What struck me when I made the latter – which, I should add, was made before the former – was that I could not see any patterns because the stationers dominated the visual field. By instinct I removed the stationers, leaving me with the former maps. These enabled me to think through the spatial patterns associated with the other business categories: for example, that paper sellers/makers clustered around the bridges over the Thames and that oil and colourmen (who used explosive turpentine) quickly occupied new areas of outer London.
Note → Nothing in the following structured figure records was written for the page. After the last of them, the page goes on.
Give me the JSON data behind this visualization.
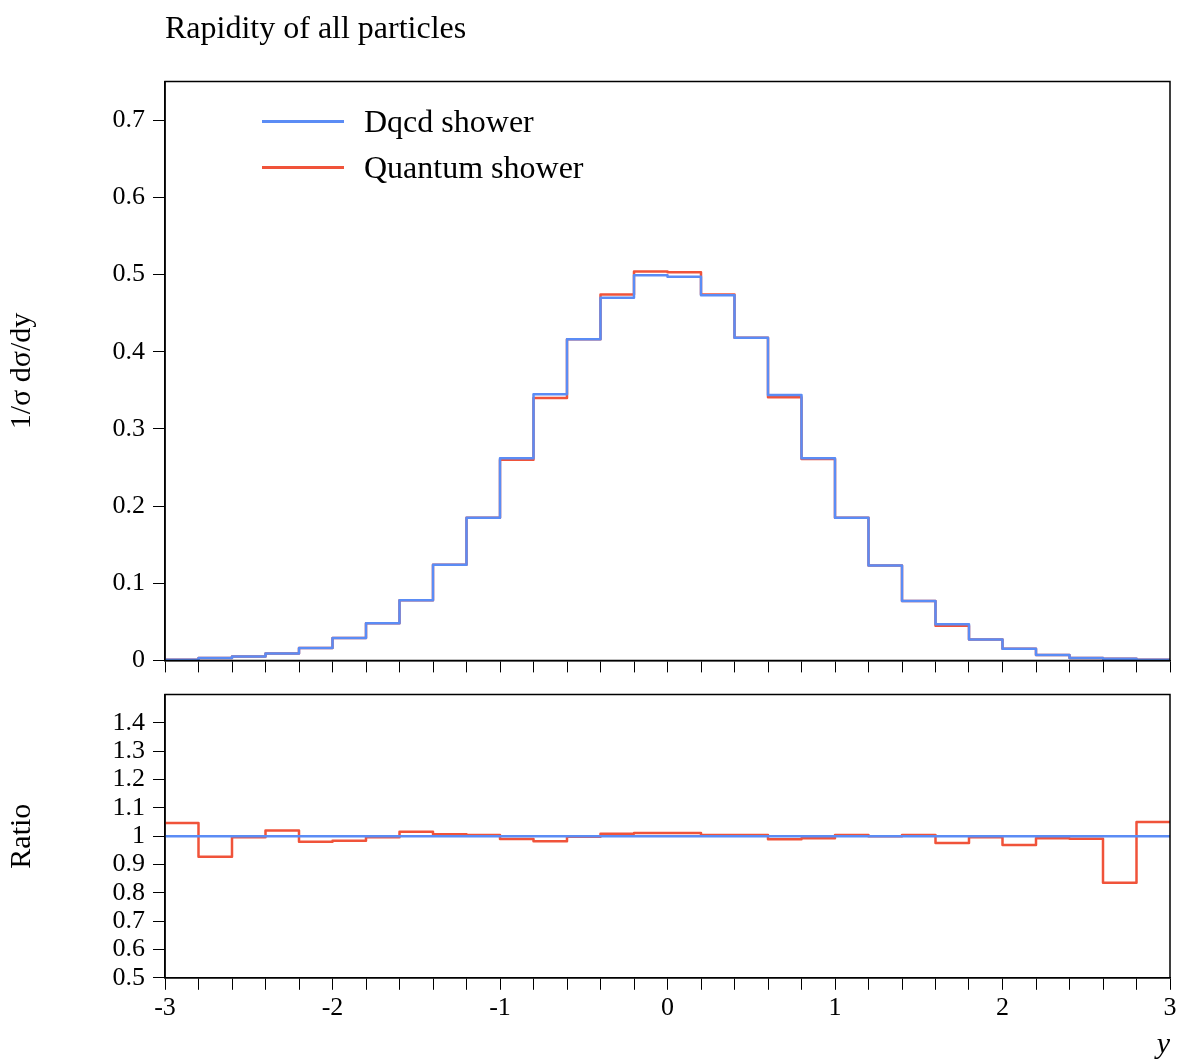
{
  "chart_data": [
    {
      "type": "histogram",
      "title": "Rapidity of all particles",
      "ylabel": "1/σ dσ/dy",
      "bins": [
        -3,
        -2.8,
        -2.6,
        -2.4,
        -2.2,
        -2,
        -1.8,
        -1.6,
        -1.4,
        -1.2,
        -1,
        -0.8,
        -0.6,
        -0.4,
        -0.2,
        0,
        0.2,
        0.4,
        0.6,
        0.8,
        1,
        1.2,
        1.4,
        1.6,
        1.8,
        2,
        2.2,
        2.4,
        2.6,
        2.8,
        3
      ],
      "series": [
        {
          "name": "Dqcd shower",
          "color": "#5b8cf5",
          "values": [
            0.001,
            0.003,
            0.005,
            0.009,
            0.016,
            0.029,
            0.048,
            0.078,
            0.124,
            0.185,
            0.262,
            0.345,
            0.416,
            0.47,
            0.499,
            0.497,
            0.473,
            0.418,
            0.344,
            0.262,
            0.185,
            0.123,
            0.077,
            0.047,
            0.027,
            0.015,
            0.007,
            0.003,
            0.002,
            0.001
          ]
        },
        {
          "name": "Quantum shower",
          "color": "#f0533a",
          "values": [
            0.001,
            0.003,
            0.005,
            0.009,
            0.016,
            0.029,
            0.048,
            0.078,
            0.124,
            0.185,
            0.26,
            0.34,
            0.416,
            0.474,
            0.504,
            0.503,
            0.474,
            0.418,
            0.341,
            0.261,
            0.185,
            0.123,
            0.077,
            0.045,
            0.027,
            0.015,
            0.007,
            0.003,
            0.002,
            0.001
          ]
        }
      ],
      "xlim": [
        -3,
        3
      ],
      "ylim": [
        0,
        0.75
      ],
      "yticks": [
        0,
        0.1,
        0.2,
        0.3,
        0.4,
        0.5,
        0.6,
        0.7
      ],
      "xticks": [
        -3,
        {
          "value": -2.8,
          "label": null
        },
        {
          "value": -2.6,
          "label": null
        },
        {
          "value": -2.4,
          "label": null
        },
        {
          "value": -2.2,
          "label": null
        },
        -2,
        {
          "value": -1.8,
          "label": null
        },
        {
          "value": -1.6,
          "label": null
        },
        {
          "value": -1.4,
          "label": null
        },
        {
          "value": -1.2,
          "label": null
        },
        -1,
        {
          "value": -0.8,
          "label": null
        },
        {
          "value": -0.6,
          "label": null
        },
        {
          "value": -0.4,
          "label": null
        },
        {
          "value": -0.2,
          "label": null
        },
        0,
        {
          "value": 0.2,
          "label": null
        },
        {
          "value": 0.4,
          "label": null
        },
        {
          "value": 0.6,
          "label": null
        },
        {
          "value": 0.8,
          "label": null
        },
        1,
        {
          "value": 1.2,
          "label": null
        },
        {
          "value": 1.4,
          "label": null
        },
        {
          "value": 1.6,
          "label": null
        },
        {
          "value": 1.8,
          "label": null
        },
        2,
        {
          "value": 2.2,
          "label": null
        },
        {
          "value": 2.4,
          "label": null
        },
        {
          "value": 2.6,
          "label": null
        },
        {
          "value": 2.8,
          "label": null
        },
        3
      ],
      "tick_labels": "y",
      "legend": "top left"
    },
    {
      "type": "histogram",
      "xlabel": "y",
      "ylabel": "Ratio",
      "bins": [
        -3,
        -2.8,
        -2.6,
        -2.4,
        -2.2,
        -2,
        -1.8,
        -1.6,
        -1.4,
        -1.2,
        -1,
        -0.8,
        -0.6,
        -0.4,
        -0.2,
        0,
        0.2,
        0.4,
        0.6,
        0.8,
        1,
        1.2,
        1.4,
        1.6,
        1.8,
        2,
        2.2,
        2.4,
        2.6,
        2.8,
        3
      ],
      "series": [
        {
          "color": "#5b8cf5",
          "values": [
            1,
            1,
            1,
            1,
            1,
            1,
            1,
            1,
            1,
            1,
            1,
            1,
            1,
            1,
            1,
            1,
            1,
            1,
            1,
            1,
            1,
            1,
            1,
            1,
            1,
            1,
            1,
            1,
            1,
            1
          ]
        },
        {
          "color": "#f0533a",
          "values": [
            1.047,
            0.927,
            0.996,
            1.02,
            0.98,
            0.984,
            0.996,
            1.016,
            1.007,
            1.004,
            0.99,
            0.982,
            0.998,
            1.009,
            1.011,
            1.011,
            1.004,
            1.004,
            0.989,
            0.993,
            1.004,
            1,
            1.004,
            0.976,
            0.996,
            0.969,
            0.993,
            0.991,
            0.836,
            1.05
          ]
        }
      ],
      "xlim": [
        -3,
        3
      ],
      "ylim": [
        0.5,
        1.5
      ],
      "yticks": [
        0.5,
        0.6,
        0.7,
        0.8,
        0.9,
        1,
        1.1,
        1.2,
        1.3,
        1.4
      ],
      "xticks": [
        -3,
        {
          "value": -2.8,
          "label": null
        },
        {
          "value": -2.6,
          "label": null
        },
        {
          "value": -2.4,
          "label": null
        },
        {
          "value": -2.2,
          "label": null
        },
        -2,
        {
          "value": -1.8,
          "label": null
        },
        {
          "value": -1.6,
          "label": null
        },
        {
          "value": -1.4,
          "label": null
        },
        {
          "value": -1.2,
          "label": null
        },
        -1,
        {
          "value": -0.8,
          "label": null
        },
        {
          "value": -0.6,
          "label": null
        },
        {
          "value": -0.4,
          "label": null
        },
        {
          "value": -0.2,
          "label": null
        },
        0,
        {
          "value": 0.2,
          "label": null
        },
        {
          "value": 0.4,
          "label": null
        },
        {
          "value": 0.6,
          "label": null
        },
        {
          "value": 0.8,
          "label": null
        },
        1,
        {
          "value": 1.2,
          "label": null
        },
        {
          "value": 1.4,
          "label": null
        },
        {
          "value": 1.6,
          "label": null
        },
        {
          "value": 1.8,
          "label": null
        },
        2,
        {
          "value": 2.2,
          "label": null
        },
        {
          "value": 2.4,
          "label": null
        },
        {
          "value": 2.6,
          "label": null
        },
        {
          "value": 2.8,
          "label": null
        },
        3
      ]
    }
  ]
}
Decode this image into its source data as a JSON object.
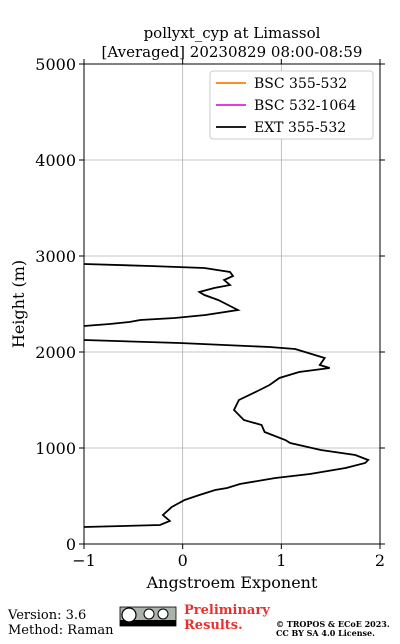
{
  "chart_data": {
    "type": "line",
    "title": "pollyxt_cyp at Limassol",
    "subtitle": "[Averaged] 20230829 08:00-08:59",
    "x_label": "Angstroem Exponent",
    "y_label": "Height (m)",
    "xlim": [
      -1,
      2
    ],
    "xticks": [
      {
        "value": -1,
        "label": "−1"
      },
      0,
      1,
      2
    ],
    "ylim": [
      0,
      5000
    ],
    "yticks": [
      0,
      1000,
      2000,
      3000,
      4000,
      5000
    ],
    "grid": true,
    "legend": "upper right",
    "series": [
      {
        "name": "BSC 355-532",
        "color": "#ff7f0e",
        "x": [],
        "values": []
      },
      {
        "name": "BSC 532-1064",
        "color": "#e020e0",
        "x": [],
        "values": []
      },
      {
        "name": "EXT 355-532",
        "color": "#000000",
        "x": [
          -1,
          -0.23,
          -0.13,
          -0.2,
          -0.11,
          0.02,
          0.17,
          0.33,
          0.45,
          0.58,
          0.94,
          1.29,
          1.65,
          1.85,
          1.88,
          1.75,
          1.4,
          1.09,
          1.04,
          0.83,
          0.8,
          0.62,
          0.52,
          0.57,
          0.78,
          0.88,
          0.98,
          1.18,
          1.49,
          1.39,
          1.44,
          1.24,
          1.14,
          0.88,
          -0.03,
          -1,
          null,
          -1,
          -0.74,
          -0.54,
          -0.43,
          -0.08,
          0.23,
          0.56,
          0.46,
          0.36,
          0.22,
          0.17,
          0.32,
          0.48,
          0.42,
          0.51,
          0.48,
          0.22,
          -0.33,
          -1
        ],
        "values": [
          177,
          198,
          240,
          302,
          385,
          458,
          510,
          563,
          583,
          625,
          688,
          729,
          792,
          844,
          875,
          927,
          979,
          1052,
          1083,
          1167,
          1240,
          1292,
          1396,
          1500,
          1604,
          1656,
          1729,
          1792,
          1833,
          1865,
          1938,
          2000,
          2031,
          2052,
          2094,
          2125,
          null,
          2271,
          2292,
          2313,
          2333,
          2354,
          2385,
          2438,
          2490,
          2542,
          2594,
          2625,
          2667,
          2698,
          2750,
          2792,
          2833,
          2875,
          2896,
          2917
        ]
      }
    ]
  },
  "footer": {
    "version": "Version: 3.6",
    "method": "Method: Raman",
    "preliminary": [
      "Preliminary",
      "Results."
    ],
    "license": [
      "© TROPOS & ECoE 2023.",
      "CC BY SA 4.0 License."
    ]
  }
}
But the necessity to remove stationers to do anything meaningfully with the other businesses drew me towards a crucial realisation: that is, that the category ‘stationers’ was a big bucket that contained a diverse range of business practice. See, for example, this passage from page 132:
Samuel Fores who, as we have seen, sold hundreds of satiri- cal prints designed and engraved by Isaac Cruikshank, was listed in the 1808 directory as a “Bookseller and Stationer.” If this seems to us a false description of his Piccadilly-based operation, it suggests the importance of the stationer in the late-Georgian metropolitan marketplace as more than just an ancient incorporated trade, but as a permeable and osmotic category into and around which many businesses operated.
Which is to say that I arrived at what I consider to be one of the main intellectual contributions of my book by doing digital/’digital’/Digital [hH]istory. However, this digital/’digital’/Digital [hH]istory did not ‘make’ the book: these maps are not printed anywhere in the volume. Adding them just didn’t feel right because I don’t make an argument within them, rather my thinking – and subsequent source analysis – flowed from constructing them. In the Q&A after a talk last year I was chastised for this omission by a doctoral student I supervise. I was accused of suppressing the digital, of providing a bad example that played into old habits and prejudices. He was quite right to pick me up on this. In the next post I’ll talk about the digital/’digital’/Digital [hH]istory that did ‘make’ it to the book. Hopefully it will make up for these omissions.
Edited 11 April 2019 to fix a stupid typo on the last line.